Russia as a whole practices "power-based politics" according to the Leninian principle "law is what is useful to power“.

Ukraine became vulnerable due to the renunciation of nuclear weapons and the non-compliance with the Budapest Agreement by the signatory states. It was massively damaged by military force in 2014 (14,000 deaths and territorial losses) and is effectively in a state of war in eastern Ukraine.

Economically, Ukraine has experienced an upswing despite the war, which has already been described elsewhere.

The democratisation process is so advanced that tolerating a totalitarian system has become unthinkable.

The Ukrainian people have decided in favour of the Western orientation and the value-oriented policy of the European peace order.

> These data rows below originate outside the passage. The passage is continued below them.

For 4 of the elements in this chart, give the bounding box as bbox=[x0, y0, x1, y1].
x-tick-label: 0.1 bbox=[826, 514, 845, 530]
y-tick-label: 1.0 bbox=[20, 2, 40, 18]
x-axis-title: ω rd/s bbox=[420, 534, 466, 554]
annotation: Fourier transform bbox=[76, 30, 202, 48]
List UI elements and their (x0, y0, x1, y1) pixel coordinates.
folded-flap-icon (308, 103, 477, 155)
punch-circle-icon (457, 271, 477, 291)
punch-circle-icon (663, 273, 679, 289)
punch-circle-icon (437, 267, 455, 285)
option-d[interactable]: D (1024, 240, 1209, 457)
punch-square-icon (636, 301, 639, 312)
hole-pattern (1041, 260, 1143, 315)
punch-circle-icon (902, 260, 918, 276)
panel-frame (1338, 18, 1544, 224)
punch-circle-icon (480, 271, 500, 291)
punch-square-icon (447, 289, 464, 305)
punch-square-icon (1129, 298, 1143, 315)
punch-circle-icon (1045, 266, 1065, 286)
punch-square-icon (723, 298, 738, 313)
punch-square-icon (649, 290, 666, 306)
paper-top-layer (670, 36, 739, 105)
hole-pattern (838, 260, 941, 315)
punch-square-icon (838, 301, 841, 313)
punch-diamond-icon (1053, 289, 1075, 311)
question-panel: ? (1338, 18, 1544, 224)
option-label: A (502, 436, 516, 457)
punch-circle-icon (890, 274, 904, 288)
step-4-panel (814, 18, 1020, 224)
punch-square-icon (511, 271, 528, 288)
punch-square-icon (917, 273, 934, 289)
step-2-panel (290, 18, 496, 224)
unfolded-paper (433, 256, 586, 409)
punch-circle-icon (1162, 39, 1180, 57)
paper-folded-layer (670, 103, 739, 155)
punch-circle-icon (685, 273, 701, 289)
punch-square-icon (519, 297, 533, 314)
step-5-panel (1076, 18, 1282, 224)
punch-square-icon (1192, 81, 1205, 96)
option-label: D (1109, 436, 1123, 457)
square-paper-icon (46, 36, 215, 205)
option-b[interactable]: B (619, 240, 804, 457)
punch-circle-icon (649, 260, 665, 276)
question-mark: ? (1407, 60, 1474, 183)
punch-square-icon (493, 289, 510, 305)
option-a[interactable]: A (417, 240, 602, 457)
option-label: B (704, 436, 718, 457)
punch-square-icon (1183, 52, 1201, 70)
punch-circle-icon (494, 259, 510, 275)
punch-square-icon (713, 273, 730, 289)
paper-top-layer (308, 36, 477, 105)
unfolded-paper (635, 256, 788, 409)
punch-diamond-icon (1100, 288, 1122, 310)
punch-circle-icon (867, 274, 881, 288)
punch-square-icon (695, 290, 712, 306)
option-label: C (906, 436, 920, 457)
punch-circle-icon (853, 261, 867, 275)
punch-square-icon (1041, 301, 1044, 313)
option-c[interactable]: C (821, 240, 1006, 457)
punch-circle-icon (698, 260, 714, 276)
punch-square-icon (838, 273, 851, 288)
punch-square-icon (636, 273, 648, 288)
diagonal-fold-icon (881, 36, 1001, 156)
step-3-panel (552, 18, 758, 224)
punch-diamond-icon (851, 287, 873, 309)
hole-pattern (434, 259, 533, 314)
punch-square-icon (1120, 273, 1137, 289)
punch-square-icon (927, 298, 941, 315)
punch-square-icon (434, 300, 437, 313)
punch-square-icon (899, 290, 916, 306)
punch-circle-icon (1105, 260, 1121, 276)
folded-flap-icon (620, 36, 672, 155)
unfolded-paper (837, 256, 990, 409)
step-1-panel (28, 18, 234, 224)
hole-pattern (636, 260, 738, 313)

It wants to be embedded in a reliable alliance system because of the experienced Russian power politics.

The deployment of troops and the Russian threats are directed against Ukraine and against the European peace order. Consequently, ways must be found to exclude hostilities, to protect Ukraine and to guarantee the preservation of the European peace order. The preservation of the European peace order is imperative, said the new Foreign Minister, Ms Andrea Baerbock, on several occasions.

But successful deterrence requires more than lip service!

(4) For a successful policy of détente, it must be clarified what Russia actually wants: to be a member and partner in the European peace order or to pursue a power policy in hard-lined spheres of influence as in the days of the Cold War?

The Ukrainian people have decided in favour of the European order of values with all the claims that arise from it. Europe must recognise this and safeguard it in its alliance policy.

(5) In further steps, a peaceful coexistence with a peaceful Russia must become possible. Here, a rethinking of the "either-or rule (either EU member or member of the Eurasian Union)" rigidly applied by the EU in 2013 on the basis of Putin's desired common economic space from Lisbon to Vladivostok could possibly open the door to a reduction of the conflict.

Thus, Ukraine, freed from the role of border country, protected by NATO, could become a bridge!